Yousseff did not tell him that he had no intention of waiting. He didn’t say that within 15 minutes the Lear would be winging its way back to California, where the faster Gulfstream was now ready and waiting in the Long Beach hangar. Nor did he tell Sam or his swamper that by 9:05AM they would both be dead. That might have complicated things.

Yousseff walked back toward the crew-cab and Ba’al.

“What about the woman?” asked Ba’al.

“Can she identify you?” responded Yousseff.

“Possibly,” responded Ba’al. “She was probably watching us reload the explosives at Devil’s Anvil. If she’s with the RCMP, or the FBI, or the American police, she will have been trained in making ID’s. Yes, she may well be able to ID both Izzy and myself. Maybe you too, and Kumar and the rest of the crew, depending on how much she saw back there.” He motioned back to the burning facility they had just come from.

“We don’t have time to chase her down,” responded Yousseff. “Besides, you’ll be back in Jalalabad before the Americans know what hit them. We’re more than 30 miles from the airport. By the time she gets to a phone, we’ll be long gone. And with the false trails we’ve planted, they’ll never sort it out. We’ll just have to leave her.”
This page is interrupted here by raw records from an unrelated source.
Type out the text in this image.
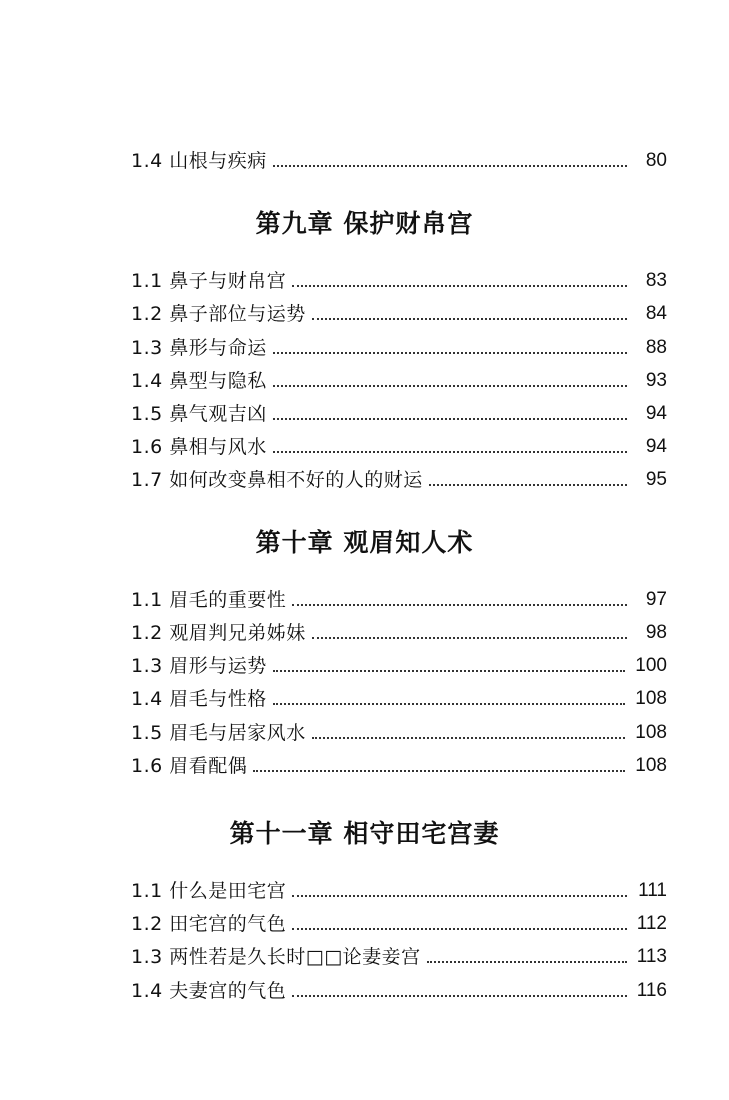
1.4 山根与疾病	80
第九章 保护财帛宫
1.1 鼻子与财帛宫	83
1.2 鼻子部位与运势	84
1.3 鼻形与命运	88
1.4 鼻型与隐私	93
1.5 鼻气观吉凶	94
1.6 鼻相与风水	94
1.7 如何改变鼻相不好的人的财运	95
第十章 观眉知人术
1.1 眉毛的重要性	97
1.2 观眉判兄弟姊妹	98
1.3 眉形与运势	100
1.4 眉毛与性格	108
1.5 眉毛与居家风水	108
1.6 眉看配偶	108
第十一章 相守田宅宫妻
1.1 什么是田宅宫	111
1.2 田宅宫的气色	112
1.3 两性若是久长时□□论妻妾宫	113
1.4 夫妻宫的气色	116
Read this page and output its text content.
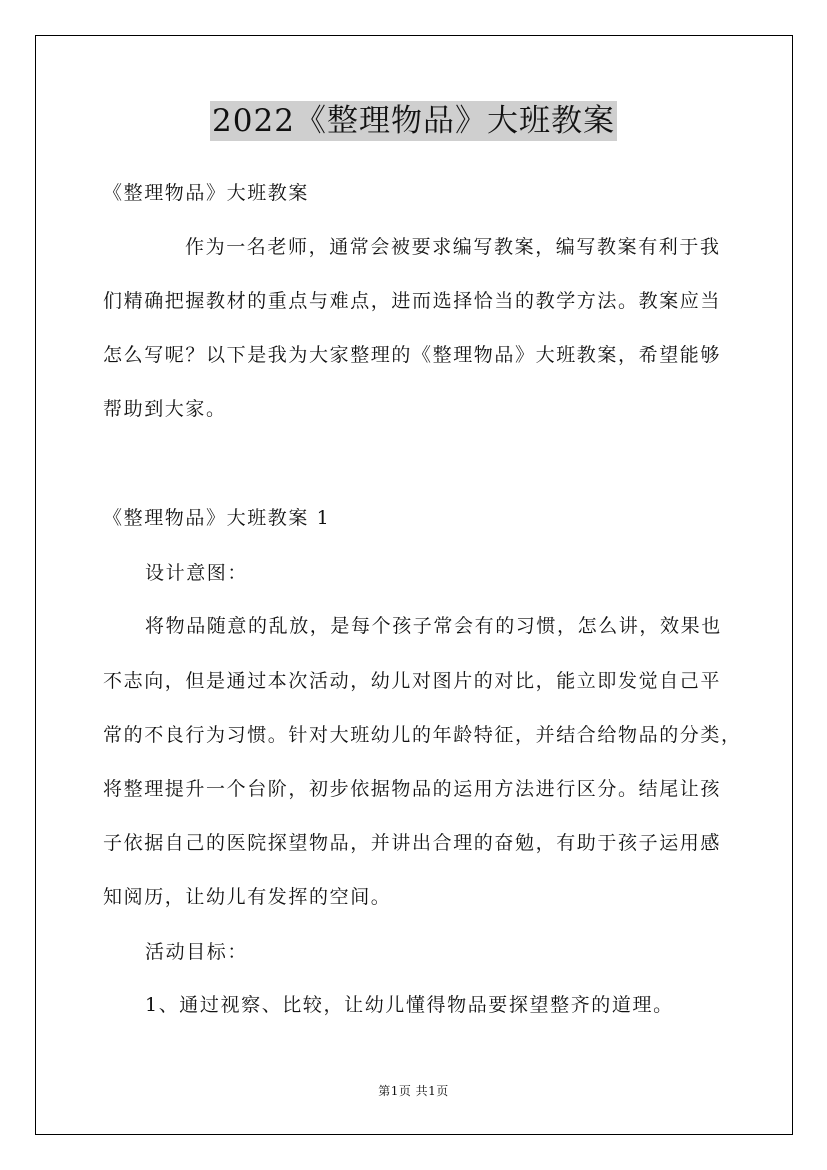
2022《整理物品》大班教案
《整理物品》大班教案
作为一名老师，通常会被要求编写教案，编写教案有利于我
们精确把握教材的重点与难点，进而选择恰当的教学方法。教案应当
怎么写呢？以下是我为大家整理的《整理物品》大班教案，希望能够
帮助到大家。
《整理物品》大班教案 1
设计意图：
将物品随意的乱放，是每个孩子常会有的习惯，怎么讲，效果也
不志向，但是通过本次活动，幼儿对图片的对比，能立即发觉自己平
常的不良行为习惯。针对大班幼儿的年龄特征，并结合给物品的分类，
将整理提升一个台阶，初步依据物品的运用方法进行区分。结尾让孩
子依据自己的医院探望物品，并讲出合理的奋勉，有助于孩子运用感
知阅历，让幼儿有发挥的空间。
活动目标：
1、通过视察、比较，让幼儿懂得物品要探望整齐的道理。
第1页 共1页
They turned to walk back to the cube van, where Izzy and Kumar were waiting for further instructions. Yousseff handed Ba’al the large chunk of rock he’d just picked up. “Put the vehicle in drive, and toss this rock on the gas pedal. Get ready to jump back, Ba’al, or you may lose a set of toes, or worse.”

Ba’al peered over the cliff edge, and, in the gathering daylight, saw the black waters 100 feet below him. No, he didn’t want to go in that direction.

“Hold on for one minute,” said Yousseff. He opened a small briefcase that he had brought with him. Within the case was a sealed plastic bag. He put on a pair of gloves, also hidden in the briefcase, and opened the bag. Inside was a copy of the Koran and a poorly forged passport in the name of Raymond Hillel, listing the man’s Los Angeles address. He flipped open the van’s glove compartment and dropped the book and passport in.